Słyszałam od koleżanek wiele opowieści na temat piersi kaczki w sosie wiśniowym, które przygotowywały z przepisu Ewy Wachowicz. Wszystkie miały to samo zakończenie - niesamowicie pyszne, delikatne, robiące wrażenie, podbijające nawet najbardziej wybredne podniebienie :) Dziś, postanowiłam to sprawdzić i skończyło się tak samo :)

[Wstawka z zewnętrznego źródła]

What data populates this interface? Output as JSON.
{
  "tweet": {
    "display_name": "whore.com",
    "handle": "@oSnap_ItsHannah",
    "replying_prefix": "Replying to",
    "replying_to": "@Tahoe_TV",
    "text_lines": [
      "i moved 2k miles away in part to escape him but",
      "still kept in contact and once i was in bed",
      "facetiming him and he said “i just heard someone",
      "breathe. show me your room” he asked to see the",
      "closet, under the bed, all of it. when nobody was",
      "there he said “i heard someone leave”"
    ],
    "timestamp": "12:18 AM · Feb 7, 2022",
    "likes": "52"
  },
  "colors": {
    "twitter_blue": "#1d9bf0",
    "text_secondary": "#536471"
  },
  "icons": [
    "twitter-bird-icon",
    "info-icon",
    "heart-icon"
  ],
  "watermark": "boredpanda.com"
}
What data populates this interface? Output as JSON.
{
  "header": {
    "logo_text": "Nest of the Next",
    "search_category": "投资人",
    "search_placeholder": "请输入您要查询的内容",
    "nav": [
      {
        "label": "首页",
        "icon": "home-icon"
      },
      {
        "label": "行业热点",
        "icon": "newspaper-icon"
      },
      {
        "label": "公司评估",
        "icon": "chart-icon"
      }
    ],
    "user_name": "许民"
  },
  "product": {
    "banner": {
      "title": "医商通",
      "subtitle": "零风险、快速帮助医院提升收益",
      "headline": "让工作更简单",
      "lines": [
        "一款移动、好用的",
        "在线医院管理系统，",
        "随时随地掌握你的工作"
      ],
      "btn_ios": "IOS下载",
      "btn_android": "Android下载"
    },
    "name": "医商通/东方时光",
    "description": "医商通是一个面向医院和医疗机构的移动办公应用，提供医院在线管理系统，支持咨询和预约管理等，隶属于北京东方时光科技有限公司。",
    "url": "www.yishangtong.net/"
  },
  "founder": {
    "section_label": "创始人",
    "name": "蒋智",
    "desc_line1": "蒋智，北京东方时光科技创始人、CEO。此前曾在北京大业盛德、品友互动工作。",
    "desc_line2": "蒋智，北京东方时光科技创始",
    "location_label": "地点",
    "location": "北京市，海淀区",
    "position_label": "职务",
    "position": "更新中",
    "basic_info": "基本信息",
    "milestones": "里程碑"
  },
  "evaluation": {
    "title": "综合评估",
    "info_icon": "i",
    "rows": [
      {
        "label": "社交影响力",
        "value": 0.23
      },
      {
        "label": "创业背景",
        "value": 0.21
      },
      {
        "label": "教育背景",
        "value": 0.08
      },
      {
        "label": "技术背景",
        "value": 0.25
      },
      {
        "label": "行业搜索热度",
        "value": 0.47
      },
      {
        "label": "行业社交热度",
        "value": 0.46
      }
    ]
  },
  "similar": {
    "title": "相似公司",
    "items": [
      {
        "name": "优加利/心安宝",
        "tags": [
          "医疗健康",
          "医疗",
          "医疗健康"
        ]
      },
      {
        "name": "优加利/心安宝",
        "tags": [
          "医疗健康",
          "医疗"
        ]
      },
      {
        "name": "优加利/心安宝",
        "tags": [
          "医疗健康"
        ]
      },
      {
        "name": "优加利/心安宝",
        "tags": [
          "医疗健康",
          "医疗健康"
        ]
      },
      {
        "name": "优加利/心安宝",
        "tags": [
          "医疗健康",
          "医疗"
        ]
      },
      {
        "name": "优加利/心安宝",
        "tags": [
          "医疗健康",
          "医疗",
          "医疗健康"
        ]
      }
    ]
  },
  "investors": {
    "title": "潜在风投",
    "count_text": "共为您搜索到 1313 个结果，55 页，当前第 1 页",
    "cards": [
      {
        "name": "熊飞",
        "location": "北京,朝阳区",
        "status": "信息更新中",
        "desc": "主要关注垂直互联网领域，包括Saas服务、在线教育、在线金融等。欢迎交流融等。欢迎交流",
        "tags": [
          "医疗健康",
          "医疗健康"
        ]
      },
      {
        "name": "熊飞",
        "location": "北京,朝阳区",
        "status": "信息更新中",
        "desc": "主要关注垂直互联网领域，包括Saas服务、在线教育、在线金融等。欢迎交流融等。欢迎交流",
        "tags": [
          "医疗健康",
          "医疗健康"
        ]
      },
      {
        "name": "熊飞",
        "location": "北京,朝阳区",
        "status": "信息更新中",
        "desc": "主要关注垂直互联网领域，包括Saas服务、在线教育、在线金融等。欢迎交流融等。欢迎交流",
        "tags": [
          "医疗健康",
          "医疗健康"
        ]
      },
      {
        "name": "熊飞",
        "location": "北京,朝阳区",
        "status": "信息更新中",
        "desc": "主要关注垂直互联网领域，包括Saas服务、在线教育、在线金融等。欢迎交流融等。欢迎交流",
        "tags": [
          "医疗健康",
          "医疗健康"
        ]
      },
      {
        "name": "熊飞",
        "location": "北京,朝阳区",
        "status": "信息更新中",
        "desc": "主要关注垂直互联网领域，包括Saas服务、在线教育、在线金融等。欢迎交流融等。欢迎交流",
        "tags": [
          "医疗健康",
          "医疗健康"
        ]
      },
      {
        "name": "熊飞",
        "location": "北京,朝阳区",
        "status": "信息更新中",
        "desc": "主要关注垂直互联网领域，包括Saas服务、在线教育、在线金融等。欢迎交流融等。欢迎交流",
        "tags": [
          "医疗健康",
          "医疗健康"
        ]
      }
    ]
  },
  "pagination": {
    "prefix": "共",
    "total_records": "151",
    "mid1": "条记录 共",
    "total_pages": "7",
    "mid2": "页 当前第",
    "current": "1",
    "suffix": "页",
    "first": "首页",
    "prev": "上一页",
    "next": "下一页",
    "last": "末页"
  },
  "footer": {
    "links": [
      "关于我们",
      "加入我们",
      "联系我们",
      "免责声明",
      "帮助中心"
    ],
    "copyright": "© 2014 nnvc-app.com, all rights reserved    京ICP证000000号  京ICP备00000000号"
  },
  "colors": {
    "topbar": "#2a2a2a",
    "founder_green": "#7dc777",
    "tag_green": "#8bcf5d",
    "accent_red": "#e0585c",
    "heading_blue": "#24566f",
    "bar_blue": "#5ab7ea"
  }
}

4 piersi z kaczkisólmajeranek
Skórkę nacinamy wzdłuż i wszerz, ostrożnie, żeby nie naciąć mięsa. Posypujemy solą i roztartym w palcach majerankiem. Smażymy na suchej patelni od strony skórki, aby się wytopił tluszcz, a skórka była rumiana. Następnie odwracamy i podsmażamy. Wykładamy piersi do naczynia zaroodpornego i podlewamy tłuszczem wytopionym ze skórki. Pieczemy w 180 stopniach C przez 40 minut na grzalce góra - dół.
Sos wiśniowy:
wiśnie drylowane z konpotu + 50 ml kompotu
3 goździki
łyżeczka cynamonu
30 ml wody
10 g maki ziemniaczanej
30 ml wódki
Wiśnie z kompotem zagotowujemy w rondelku. Dodajemy goździki i cynamon. Po chwili wlewamy wódkę i gotujemy. Przygotowujemy zawiesinę z wody i mąki, dodajemy do sosu i mieszany. Gotujemy do zagęszczenia.
Piersi układany na talerzu i polewamy sosem. Podałam je z pure ziemniaczanym i sałatka z roszpunki, ogórka zielonego, pomidora i polanej sosem wiśniowym.